Sementara itu, juru bicara KPK, Johan Budi SP mengatakan informasi mengenai sangkaan baru terhadap tersangka yang juga Ketua MK nonaktif, Akil Mochtar akan diberitahukan pada saat pemeriksaannya sebagai tersangka.
Saat ini tim penyidik KPK masih melakukan pemeriksaan terhadap sejumlah saksi terkait kasus suap penanganan pilkada di Lebak dan Gunung Mas.
Sedangkan Akil baru dilakukan pemeriksaan sebanyak satu kali setelah resmi ditetapkan sebagai tersangka penerima suap dari dua daerah tersebut.
Ia juga menegaskan sangkaan baru yang ditetapkan kepada Akil juga telah memiliki dua alat bukti yang cukup. "KPK tidak main-main dalam mempersangkakan seseorang. Nanti kalau diperiksa pasti akan ditanyakan (mengenai sangkaan baru kepada Akil)," katanya menegaskan.
Kasus ini berawal dari operasi tangkap tangan (OTT) di rumah dinas Ketua MK nonaktif, Akil Mochtar di Jalan Widya Chandra III Nomor 7, Jakarta Selatan pada 2 Oktober 2013 malam.
Sehari kemudian KPK menetapkan enam orang tersangka terdiri dari empat orang tersangka terkait pilkada Gunung Mas dan tiga tersangka terkait pilkada Lebak.
Akil menjadi tersangka penerima suap dengan jeratan pasal 12 huruf c UU Nomor 20/2001 tentang pemberantasan tindak pidana korupsi juncto pasal 55 ayat 1 ke-1 KUHP atau pasal 6 ayat 2 juncto pasal 55 ayat 1 ke-1 KUHP.
Akil Mochtar menjadi tersangka penerima suap dari dua daerah itu. Sedangkan untuk barang bukti dalam bentuk uang sekitar Rp 3 miliar terkait pilkada Gunung Mas dan Rp 1 miliar terkait pilkada Lebak. Dalam penggeledahan di rumah pribadi Akil, tim KPK juga menyita uang sebanyak Rp 2,7 miliar.
KPK juga menggeledah rumah pribadi Akil di kawasan Pancoran, Jakarta Selatan dan ruang kerja Akil selaku Ketua MK di Gedung MK. Dari rumah pribadinya, KPK menyita tiga unit mobil mewah.

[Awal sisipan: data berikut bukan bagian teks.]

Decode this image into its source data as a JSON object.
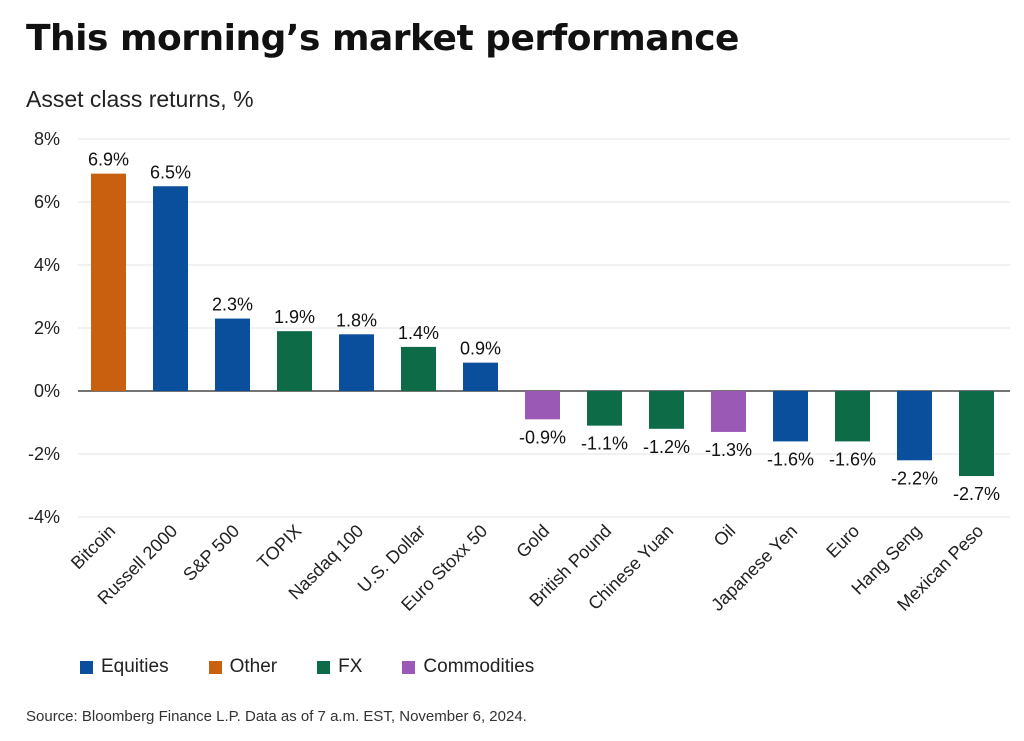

Sedangkan di ruang kerjanya, KPK menemukan narkotika dalam bentuk ganja sebanyak tiga linting masih utuh dan satu linting sudah digunakan serta sabu dalam bentuk pil sebanyak dua butir. Badan Narkotika Nasional (BNN) sedang menyelidiki kepemilikan narkotika tersebut.
KPK juga telah menetapkan sangkaan baru terhadap Akil terkait penerimaan suap dari pilkada lainnya. Rupanya uang sebanyak Rp 2,7 miliar dan mobil mewah yang telah disita KPK merupakan barang bukti untuk sangkaan baru tersebut.